Urine samples: how to collect
Tests are used by vets to help them diagnose disease in animals that are ill, which means your vet may ask you to bring in a urine sample (water sample) from your pet to help find out what’s wrong with your dog. Urine samples are usually taken to check for diseases such as diabetes or cystitis. Urine samples are also often used as part of a routine health check to detect hidden disease before the development of obvious symptoms; this allows your pet to be treated earlier and more effectively.
You will need a clean, wide-necked container to collect the sample in, and a clean jar with a tight lid to store it in (your vet will be able to give you one of these if you ask). It is important not to use jars that have previously contained jam or honey as this can affect the results of the test.
In most cases, your vet will ask for a mid-stream sample (a urine sample) collected by placing a suitable container (a small bowl or dish) under the stream of urine whilst your dog wees. Some dogs and bitches will stop weeing every time you approach them with your container. You may be able to catch them out by using a long handled collecting pot. Attach a pot, for example a clean yoghurt carton, to a stick or broom handle using sticky tape. Take your dog out on a lead and once he or she starts to wee, move the carton under the stream of urine to collect the sample.
In most cases your vet will only need a few teaspoons of urine to perform all the tests. If a larger sample is needed your vet will tell you.
Sometimes dogs with incontinence or cystitis will wee on the floor in the house. If you find it absolutely impossible to collect a sample from your pet then a sample collected from the floor may be better than nothing (provided the floor is clean).
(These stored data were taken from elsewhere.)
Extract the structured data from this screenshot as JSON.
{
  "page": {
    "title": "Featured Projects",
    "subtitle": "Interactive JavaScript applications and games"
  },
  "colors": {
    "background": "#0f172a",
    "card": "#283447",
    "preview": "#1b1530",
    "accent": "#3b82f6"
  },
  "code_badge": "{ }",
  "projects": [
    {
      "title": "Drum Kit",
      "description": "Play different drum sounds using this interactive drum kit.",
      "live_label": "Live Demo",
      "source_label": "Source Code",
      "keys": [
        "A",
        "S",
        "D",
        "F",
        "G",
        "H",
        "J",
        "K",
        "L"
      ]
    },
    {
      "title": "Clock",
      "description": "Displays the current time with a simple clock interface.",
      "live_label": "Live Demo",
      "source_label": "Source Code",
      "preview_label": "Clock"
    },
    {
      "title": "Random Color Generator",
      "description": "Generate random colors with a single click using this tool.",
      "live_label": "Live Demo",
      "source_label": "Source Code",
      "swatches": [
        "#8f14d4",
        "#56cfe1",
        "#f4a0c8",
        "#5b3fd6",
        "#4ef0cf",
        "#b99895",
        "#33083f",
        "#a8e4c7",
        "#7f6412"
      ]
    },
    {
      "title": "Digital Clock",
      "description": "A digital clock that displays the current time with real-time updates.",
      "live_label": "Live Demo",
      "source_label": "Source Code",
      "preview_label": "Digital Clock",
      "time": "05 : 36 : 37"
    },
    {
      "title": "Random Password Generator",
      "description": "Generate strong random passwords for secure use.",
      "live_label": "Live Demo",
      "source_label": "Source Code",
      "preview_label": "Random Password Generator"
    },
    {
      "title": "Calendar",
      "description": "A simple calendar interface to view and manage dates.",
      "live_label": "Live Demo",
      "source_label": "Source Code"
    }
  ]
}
If you need to collect a sample from the floor you can use a pipette or syringe to suck up the urine and then squirt it into the pot. If you collect the sample in this way then tell your vet as there are some tests that cannot be performed on samples collected from the floor.
If you really cannot get a urine sample your vet will probably suggest that they take your pet into the hospital and collect the sample for you. Samples can be collected directly from the bladder using a catheter passed up the urethra or via a needle placed into the bladder through the tummy wall. Both these procedures are simple and carry few risks for your pet.
Pour the sample into a clean, screw-topped container; write your dogs name, your name and address and the date the sample was taken on the jar. If you cant take the sample to the vets immediately, it is best to store it in the fridge for a maximum of 12 hours.